— Да ведь это равносильно истреблению военнопленных! Недоедание в общих лагерях, голод в остальных. В третьей категории военнопленных через месяц начнётся массовое вымирание. И это министр Милосердия называет милосердием?
Пустовойт хотел что-то сказать, но Гамов сам ответил:
— Не торопитесь, Семипалов. Будет и милосердие!
Бар продолжал свой доклад. Да, при запланированном питании массовой гибели военнопленных не отвратить. И об этом прямо объявим всему миру, чтобы родственники знали, на что обрекла их близких война. Наши поля, беспощадно затопленные кортезами, не могут обеспечить нормальное питание тем, кто уничтожал их плодородие. Военнопленные получат плоды своих преступных действий — и в этом высшая справедливость. А милосердие явится в том, что мы разрешаем Кортезии принять участие в спасении своих попавших в плен людей от голода и деградации. Мы согласны принять из Кортезии продовольствие для пленных. Но в лагерях первой категории будет изъята половина поступившего, в лагерях второй категории изымем четыре пятых, а в лагерях третьего типа, как особо штрафных, военнопленным достанется лишь одна десятая посылок.
Все конфискованные продукты — половина, четыре пятых и девять десятых — направляются в наши детские дома и госпитали. Будет актом высокой справедливости, что Кортезия, виновная в бедствиях наших детей и раненых, хотя бы частично возьмёт на себя заботы о них.
Мы предлагаем Кортезии организовать у себя Администрацию Помощи военнопленным, членами которой должно стать само государство, благотворительные товарищества и родственники пленных. В Администрацию Помощи войдёт — без денежных и продовольственных взносов — и Министерство Милосердия Латании.
Чтобы не появились сомнения, что конфискованная часть помощи идёт на детей и раненых, мы разрешаем инспекторам Администрации Помощи въезд в Латанию для контроля детских учреждений и госпиталей. Инспекторам разрешат и посещение лагерей военнопленных. Родителям, просящим о посещении своих детей в лагерях, а также жёнам, желающим свидания с мужьями, разрешения будут выдаваться лишь при нормальном функционировании Администрации Помощи.
Чтобы информация о пленных стала доступной каждому, инспекторам помощи разрешается производить снимки в лагерях, встречаться и беседовать с каждым пленником. Будут ежедневные передачи по стерео из лагерей на Кортезию и другие страны со снимками военнопленных и их краткими обращениями к родным.
Ещё раз повторяю: ни одна моя мысль, ни одно моё пожелание не нашли выражения в проекте Бара, Гонсалеса и Пустовойта. Говорю это потому, что впоследствии это все связывали со мной, не как с вдохновителем — вдохновителем был Гамов, это все понимали, — а как с главным исполнителем.
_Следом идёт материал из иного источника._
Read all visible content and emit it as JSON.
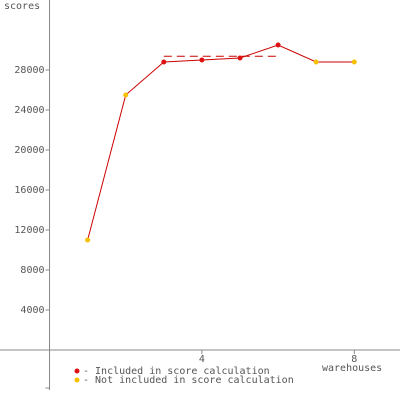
{
  "chart_data": {
    "type": "line",
    "y_label": "scores",
    "x_label": "warehouses",
    "x": [
      1,
      2,
      3,
      4,
      5,
      6,
      7,
      8
    ],
    "values": [
      11000,
      25500,
      28800,
      29000,
      29200,
      30500,
      28800,
      28800
    ],
    "included": [
      false,
      false,
      true,
      true,
      true,
      true,
      false,
      false
    ],
    "line_color": "#cc0000",
    "score_line": {
      "value": 29375,
      "from": 3,
      "to": 6
    },
    "legend": [
      {
        "label": "- Included in score calculation",
        "color": "#dd1111"
      },
      {
        "label": "- Not included in score calculation",
        "color": "#f5c000"
      }
    ],
    "xlim": [
      -1.3,
      9.2
    ],
    "ylim": [
      -4000,
      35000
    ],
    "xticks": [
      4,
      8
    ],
    "yticks": [
      4000,
      8000,
      12000,
      16000,
      20000,
      24000,
      28000
    ]
  }
}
Я сейчас жалею, что тройка создала план без моего участия, — я бы мог гордиться собой. Даже Гамов не представлял себе полностью грандиозное значение того, что мы предпринимали. Если можно датировать великие перемены в мировой психологии каким-либо определённым днём, то день декларации о военнопленных больше других для того годился. Миру открылись неведомые дороги, человечество повернуло на них.
Но ещё были сомнения. Я обратился к Павлу:
— Полковник Прищепа, вы не опасаетесь, что среди кортезов, которые хлынут в лагеря военнопленных и госпитали, окажутся новые войтюки? И они могут быть удачливей.
Павел усмехнулся.
— Пусть приезжают. В армию их не пустим, заводы будут для них закрыты. Мы больше узнаем от приехавших кортезов об их секретах, чем они о наших.
— План пронизан духом мира и милосердия, это хорошо, — продолжал я. — Но примут ли его кортезы? Захотят ли спасать своих военнопленных ценой снабжения из-за океана наших госпиталей и детских домов? Интересы войны вступают в злое противоречие с заботой об уже потерянной армии. Наше милосердие для Аментолы хуже нового поражения на полях сражений. Он может пренебрежительно отвергнуть его.
— Не будет ни того, ни другого! — воскликнул Вудворт.
Я часто упоминал, что на заседаниях Ядра Вудворт обычно молчал. Вспоминая сейчас те дни, запоздало удивляюсь, как удавалось Вудворту выносить своё двойственное положение среди нас. Он изменил своей родине политически, а не потому, что возненавидел её. Душа его страдала от разрыва. И не всё у нас ему нравилось, он не раз об этом говорил. Прикидывая его положение на себя, поёживаюсь — я не хотел бы оказаться в его роли. Вероятно, поэтому он так редко высказывался на совещаниях — честно выполнял свои обязанности, но жара в пылающий огонь государственной вражды не добавлял.